A small sampling of my stuffed ape collection, passed on lovingly to the next generation of ape lovers. And yes, I realize they don’t wear sweaters, earrings, jerseys and boxing gloves in the wild.

So, was anyone really wrong in Cincinnati?  Should the mom not have turned her head?  Should the zoo have had an enclosure that was impenetrable?  Was killing Harambe to save the life of a human the right decision?

I had a chance to see silverbacks in the flesh on a recent trip to the National Zoo in DC.  They are intimidating and at times rough with each other.  Maybe Harambe was “protecting” this child in the end, but the kid is lucky to have survived getting rag dolled.  That’s a fact.  Killing the gorilla was unfortunately the only choice in the moment.  Imagine if they hadn’t killed the animal and the kid had his arm ripped off or worse?

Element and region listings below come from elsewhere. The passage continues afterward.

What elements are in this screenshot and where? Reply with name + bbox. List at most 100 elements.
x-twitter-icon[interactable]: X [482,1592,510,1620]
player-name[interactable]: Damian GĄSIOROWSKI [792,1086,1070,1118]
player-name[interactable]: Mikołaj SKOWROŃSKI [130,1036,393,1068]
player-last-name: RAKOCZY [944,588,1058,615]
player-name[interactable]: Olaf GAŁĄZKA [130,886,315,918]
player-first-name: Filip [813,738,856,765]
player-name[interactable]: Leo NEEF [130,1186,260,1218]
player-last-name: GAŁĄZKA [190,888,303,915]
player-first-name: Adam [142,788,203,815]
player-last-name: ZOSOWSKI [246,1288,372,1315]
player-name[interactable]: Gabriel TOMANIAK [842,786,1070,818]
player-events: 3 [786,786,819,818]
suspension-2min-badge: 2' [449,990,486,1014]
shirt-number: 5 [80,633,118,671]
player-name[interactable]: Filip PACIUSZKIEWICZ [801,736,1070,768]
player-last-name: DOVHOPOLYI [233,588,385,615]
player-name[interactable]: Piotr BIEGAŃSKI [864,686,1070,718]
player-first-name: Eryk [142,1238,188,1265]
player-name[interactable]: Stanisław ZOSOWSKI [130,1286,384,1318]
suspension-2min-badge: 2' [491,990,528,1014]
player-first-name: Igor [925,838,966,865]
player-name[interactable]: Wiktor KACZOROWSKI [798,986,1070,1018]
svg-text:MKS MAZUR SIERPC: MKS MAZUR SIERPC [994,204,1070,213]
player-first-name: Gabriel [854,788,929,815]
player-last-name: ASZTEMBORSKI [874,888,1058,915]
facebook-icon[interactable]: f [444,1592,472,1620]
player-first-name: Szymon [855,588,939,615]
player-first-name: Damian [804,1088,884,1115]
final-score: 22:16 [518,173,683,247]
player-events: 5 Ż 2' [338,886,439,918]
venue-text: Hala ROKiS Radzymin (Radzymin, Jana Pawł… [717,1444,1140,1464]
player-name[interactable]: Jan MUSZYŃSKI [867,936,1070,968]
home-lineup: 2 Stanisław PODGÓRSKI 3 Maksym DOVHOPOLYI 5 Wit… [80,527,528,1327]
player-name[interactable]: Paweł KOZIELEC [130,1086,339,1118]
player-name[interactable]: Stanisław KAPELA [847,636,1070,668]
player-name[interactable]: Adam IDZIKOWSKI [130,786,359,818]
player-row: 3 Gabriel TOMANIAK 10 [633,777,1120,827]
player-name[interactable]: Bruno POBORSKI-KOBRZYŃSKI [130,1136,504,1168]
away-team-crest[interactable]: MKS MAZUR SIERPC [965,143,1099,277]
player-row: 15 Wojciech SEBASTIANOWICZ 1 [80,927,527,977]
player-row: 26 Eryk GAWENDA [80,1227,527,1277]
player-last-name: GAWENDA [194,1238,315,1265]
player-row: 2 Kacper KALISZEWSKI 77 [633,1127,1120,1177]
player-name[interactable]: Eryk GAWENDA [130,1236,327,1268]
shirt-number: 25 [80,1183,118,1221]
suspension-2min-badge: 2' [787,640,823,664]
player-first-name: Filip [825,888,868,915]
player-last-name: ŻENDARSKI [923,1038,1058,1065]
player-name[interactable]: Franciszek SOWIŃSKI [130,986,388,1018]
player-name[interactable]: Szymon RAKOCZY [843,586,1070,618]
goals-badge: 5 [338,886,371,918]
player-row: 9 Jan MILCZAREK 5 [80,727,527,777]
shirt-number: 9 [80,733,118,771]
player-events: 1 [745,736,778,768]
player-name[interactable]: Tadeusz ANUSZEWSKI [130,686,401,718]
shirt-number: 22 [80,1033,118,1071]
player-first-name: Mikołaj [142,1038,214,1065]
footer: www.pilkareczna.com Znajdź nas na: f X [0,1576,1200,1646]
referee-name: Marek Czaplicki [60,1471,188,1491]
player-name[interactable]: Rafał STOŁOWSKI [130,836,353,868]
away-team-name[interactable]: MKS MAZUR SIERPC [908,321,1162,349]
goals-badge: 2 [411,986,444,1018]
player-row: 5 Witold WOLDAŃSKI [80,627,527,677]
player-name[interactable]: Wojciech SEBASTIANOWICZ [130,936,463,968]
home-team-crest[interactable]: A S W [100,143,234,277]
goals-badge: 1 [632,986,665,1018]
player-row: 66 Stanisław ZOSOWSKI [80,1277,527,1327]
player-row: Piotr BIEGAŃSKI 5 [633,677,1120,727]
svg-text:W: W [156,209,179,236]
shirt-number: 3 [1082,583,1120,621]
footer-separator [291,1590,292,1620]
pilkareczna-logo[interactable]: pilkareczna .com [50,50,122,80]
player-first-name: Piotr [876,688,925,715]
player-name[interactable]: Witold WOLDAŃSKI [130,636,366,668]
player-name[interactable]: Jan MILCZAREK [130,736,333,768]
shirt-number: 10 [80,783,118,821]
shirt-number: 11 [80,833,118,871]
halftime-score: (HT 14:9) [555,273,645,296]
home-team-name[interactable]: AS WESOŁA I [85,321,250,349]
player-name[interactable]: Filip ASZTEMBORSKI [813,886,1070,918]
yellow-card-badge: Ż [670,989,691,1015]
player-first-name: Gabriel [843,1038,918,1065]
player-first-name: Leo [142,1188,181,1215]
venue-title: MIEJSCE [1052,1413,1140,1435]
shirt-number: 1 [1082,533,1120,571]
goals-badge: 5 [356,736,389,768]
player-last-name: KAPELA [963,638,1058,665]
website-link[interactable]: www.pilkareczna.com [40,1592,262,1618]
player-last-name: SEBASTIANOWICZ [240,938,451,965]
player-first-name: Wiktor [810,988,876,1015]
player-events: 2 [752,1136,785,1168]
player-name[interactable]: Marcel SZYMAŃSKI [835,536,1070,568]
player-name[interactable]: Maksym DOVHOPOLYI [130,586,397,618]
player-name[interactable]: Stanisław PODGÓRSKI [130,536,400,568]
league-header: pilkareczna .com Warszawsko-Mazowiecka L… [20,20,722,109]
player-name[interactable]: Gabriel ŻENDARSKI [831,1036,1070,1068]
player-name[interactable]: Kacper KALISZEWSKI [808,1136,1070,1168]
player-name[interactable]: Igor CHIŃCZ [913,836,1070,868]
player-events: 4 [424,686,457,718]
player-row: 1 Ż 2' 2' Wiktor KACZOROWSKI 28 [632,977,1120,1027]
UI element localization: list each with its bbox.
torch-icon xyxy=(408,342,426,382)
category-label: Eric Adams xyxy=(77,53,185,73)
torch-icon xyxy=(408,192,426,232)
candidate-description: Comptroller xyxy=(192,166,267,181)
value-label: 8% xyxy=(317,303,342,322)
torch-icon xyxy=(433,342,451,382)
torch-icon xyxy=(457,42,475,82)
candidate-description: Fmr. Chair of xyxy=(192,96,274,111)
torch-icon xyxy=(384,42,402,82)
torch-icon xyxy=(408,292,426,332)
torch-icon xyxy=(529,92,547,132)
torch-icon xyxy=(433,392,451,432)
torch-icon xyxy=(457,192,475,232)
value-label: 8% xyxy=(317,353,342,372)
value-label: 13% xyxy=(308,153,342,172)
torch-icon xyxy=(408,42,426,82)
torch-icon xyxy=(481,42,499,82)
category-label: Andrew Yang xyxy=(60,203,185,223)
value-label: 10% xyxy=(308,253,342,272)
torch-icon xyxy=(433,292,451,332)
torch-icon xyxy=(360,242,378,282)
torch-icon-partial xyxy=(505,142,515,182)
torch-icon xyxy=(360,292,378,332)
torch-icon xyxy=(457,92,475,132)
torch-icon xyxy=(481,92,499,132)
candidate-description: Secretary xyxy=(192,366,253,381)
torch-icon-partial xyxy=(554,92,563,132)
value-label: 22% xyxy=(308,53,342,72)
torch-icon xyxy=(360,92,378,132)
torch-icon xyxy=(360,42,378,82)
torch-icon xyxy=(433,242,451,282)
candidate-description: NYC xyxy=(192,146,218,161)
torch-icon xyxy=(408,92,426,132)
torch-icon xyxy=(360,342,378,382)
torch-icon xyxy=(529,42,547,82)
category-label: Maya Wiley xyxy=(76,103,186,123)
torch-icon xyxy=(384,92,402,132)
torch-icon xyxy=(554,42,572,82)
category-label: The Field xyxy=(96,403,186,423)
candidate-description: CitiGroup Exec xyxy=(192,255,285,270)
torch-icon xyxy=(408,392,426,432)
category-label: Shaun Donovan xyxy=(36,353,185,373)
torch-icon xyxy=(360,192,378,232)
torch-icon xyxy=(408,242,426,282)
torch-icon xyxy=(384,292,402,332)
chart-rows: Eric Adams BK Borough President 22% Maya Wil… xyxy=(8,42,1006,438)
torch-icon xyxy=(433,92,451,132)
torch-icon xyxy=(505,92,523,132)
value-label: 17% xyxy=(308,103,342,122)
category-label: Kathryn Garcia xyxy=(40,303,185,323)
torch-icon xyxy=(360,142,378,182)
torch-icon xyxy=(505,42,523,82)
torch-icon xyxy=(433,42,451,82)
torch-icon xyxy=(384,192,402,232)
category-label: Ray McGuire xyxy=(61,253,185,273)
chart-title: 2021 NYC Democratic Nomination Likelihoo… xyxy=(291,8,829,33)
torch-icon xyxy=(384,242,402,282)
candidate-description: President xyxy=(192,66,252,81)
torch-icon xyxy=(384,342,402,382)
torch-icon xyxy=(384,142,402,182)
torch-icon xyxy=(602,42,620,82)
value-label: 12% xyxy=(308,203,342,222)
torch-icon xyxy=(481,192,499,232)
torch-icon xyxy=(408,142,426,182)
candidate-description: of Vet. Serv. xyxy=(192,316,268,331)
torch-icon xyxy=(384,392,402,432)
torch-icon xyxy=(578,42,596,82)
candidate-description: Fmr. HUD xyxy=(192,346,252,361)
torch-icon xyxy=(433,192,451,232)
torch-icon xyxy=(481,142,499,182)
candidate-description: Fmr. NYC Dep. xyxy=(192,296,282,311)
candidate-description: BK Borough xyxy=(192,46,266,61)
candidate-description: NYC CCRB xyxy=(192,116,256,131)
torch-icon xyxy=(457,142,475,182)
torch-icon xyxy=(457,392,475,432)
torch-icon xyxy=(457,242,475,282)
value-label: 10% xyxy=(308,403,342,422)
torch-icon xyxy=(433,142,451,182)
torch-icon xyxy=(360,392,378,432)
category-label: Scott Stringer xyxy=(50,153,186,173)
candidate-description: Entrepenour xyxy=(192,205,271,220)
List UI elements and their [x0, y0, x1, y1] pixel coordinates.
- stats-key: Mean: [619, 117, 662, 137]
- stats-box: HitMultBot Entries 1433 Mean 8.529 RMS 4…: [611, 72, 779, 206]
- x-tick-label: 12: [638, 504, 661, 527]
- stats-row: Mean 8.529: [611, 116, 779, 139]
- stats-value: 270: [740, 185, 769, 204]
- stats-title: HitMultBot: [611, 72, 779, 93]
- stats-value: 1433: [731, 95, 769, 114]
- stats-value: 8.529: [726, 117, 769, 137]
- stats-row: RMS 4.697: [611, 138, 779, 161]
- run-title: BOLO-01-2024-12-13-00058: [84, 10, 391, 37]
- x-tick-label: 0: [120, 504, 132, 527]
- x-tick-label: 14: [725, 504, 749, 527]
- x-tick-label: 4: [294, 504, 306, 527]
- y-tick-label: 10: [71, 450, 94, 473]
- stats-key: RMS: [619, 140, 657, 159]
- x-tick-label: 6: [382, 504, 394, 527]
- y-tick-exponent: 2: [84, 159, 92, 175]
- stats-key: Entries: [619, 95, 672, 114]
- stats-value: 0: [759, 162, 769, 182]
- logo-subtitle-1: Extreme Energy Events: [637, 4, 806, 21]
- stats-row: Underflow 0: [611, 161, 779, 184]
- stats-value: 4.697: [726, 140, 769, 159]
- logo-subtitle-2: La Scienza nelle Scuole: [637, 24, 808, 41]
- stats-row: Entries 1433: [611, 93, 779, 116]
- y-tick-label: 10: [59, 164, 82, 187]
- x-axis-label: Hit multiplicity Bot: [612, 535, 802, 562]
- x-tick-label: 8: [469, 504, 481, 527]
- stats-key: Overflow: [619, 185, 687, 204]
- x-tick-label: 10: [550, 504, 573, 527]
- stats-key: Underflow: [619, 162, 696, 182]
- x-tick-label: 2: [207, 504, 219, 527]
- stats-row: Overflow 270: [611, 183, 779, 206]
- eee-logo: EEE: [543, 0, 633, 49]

Beyond that, shit happens despite all plans.  None of us have executed a flawless life.  As parents we need to be vigilant, but we’ll never be perfect.  Maybe the sacrifice of one gorilla in Cincinnati means that zoos everywhere reconsider all of their exhibits and they become safer for visitors and animals alike.  And of course there is the entire question of having zoos at all, which is too big of a topic for this space.

Judge the mom or the zoo or the kid if you have to but remember what Jesus and Bob Marley said (in that order), “Judge not, lest ye be judged.”  Do a little research on that one (Matthew 7:1) and scholars believe that we aren’t being told not to judge, but that when we judge not to be hypocrites.  That’s pretty solid guidance regardless of what you believe.